The reality that many do not want to tell a stranger in person or on the phone that they own firearms should not come as a shock in 2023. After all, the Second Amendment is vilified daily and law-abiding gun owners are treated as criminals by rampaging politicians.
So, when a canvasser calls or a survey is filled out, it is not surprising that more than a few decide that it’s no one’s business but their own whether they are exercising their constitutional rights.
A recent study revealed that this phenomenon is larger than previously supposed. This word came from Allison Bond, a doctoral student with Rutgers University’s New Jersey Gun Violence Research Center.
Her paper, “Predicting Potential Underreporting of Firearm Ownership in a Nationally Representative Sample,” was published in June in Social Psychiatry and Psychiatric Epidemiology. She concluded that “some individuals are falsely denying firearm ownership, resulting in research not accurately capturing the experiences of all firearm owners in America.”
Why is this important? According to Bond, these unidentified gun owners are not being reached with safety information such as proper storage techniques for weapons.
But her apprehension goes deeper than this.
The study claims “the implications of false denials of firearms ownership are substantial.” The writer says this leads to underestimating the rate of firearm ownership and thus skewed data on the “association between firearm access and various firearm violence-related outcomes.”
Bond added that gun ownership denial obscures understanding the demographics of those who own weapons and blunts efforts to disperse important information.

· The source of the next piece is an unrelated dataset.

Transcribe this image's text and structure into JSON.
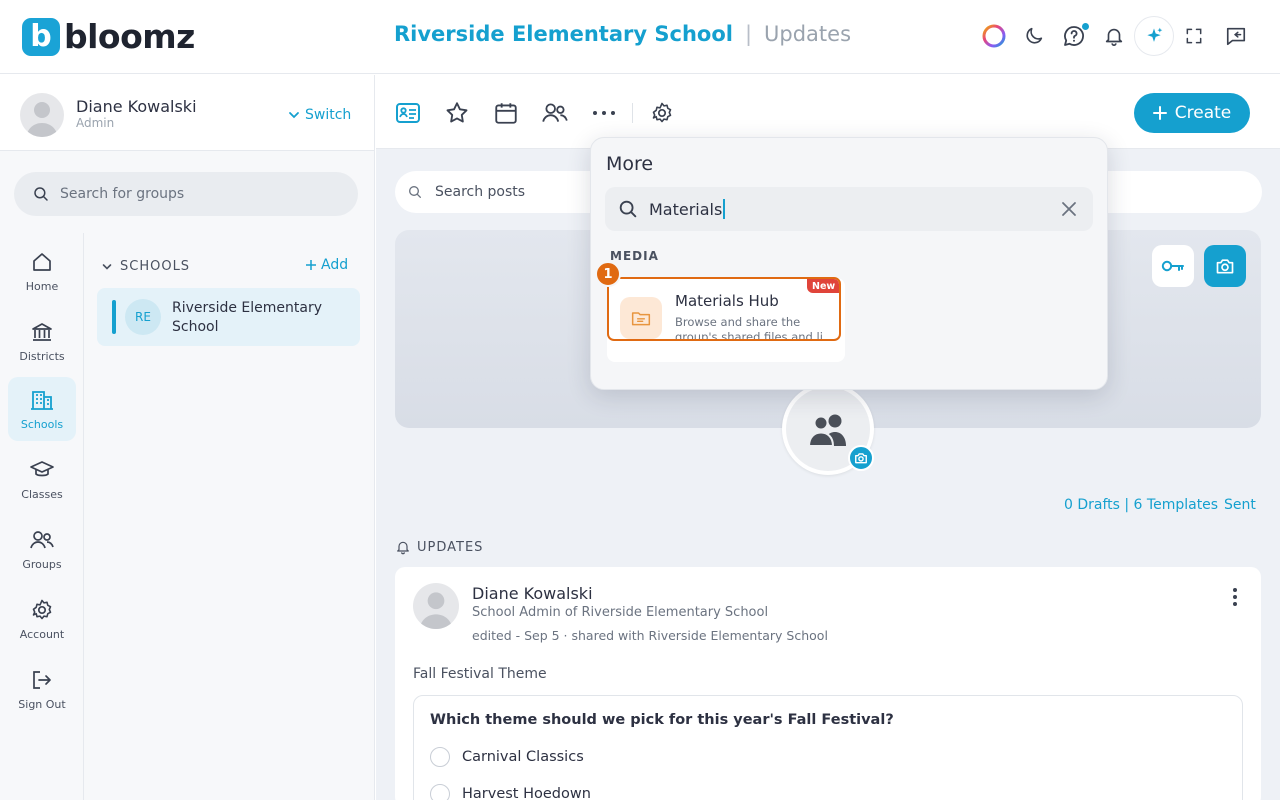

She noted that many may see researchers from universities as “anti-firearm access” and willing to disparage gun owners. Further, the owner may live in a community where gun ownership is frowned upon, giving them further reason to keep mum about their weapons.
Every bit of this makes sense. After all, gun owners are regularly demonized and painted as violent criminals just waiting to strike. And most would agree that it is no one’s business but their own if they possess constitutionally protected weapons.
After all, it is difficult to confiscate what you are unaware of.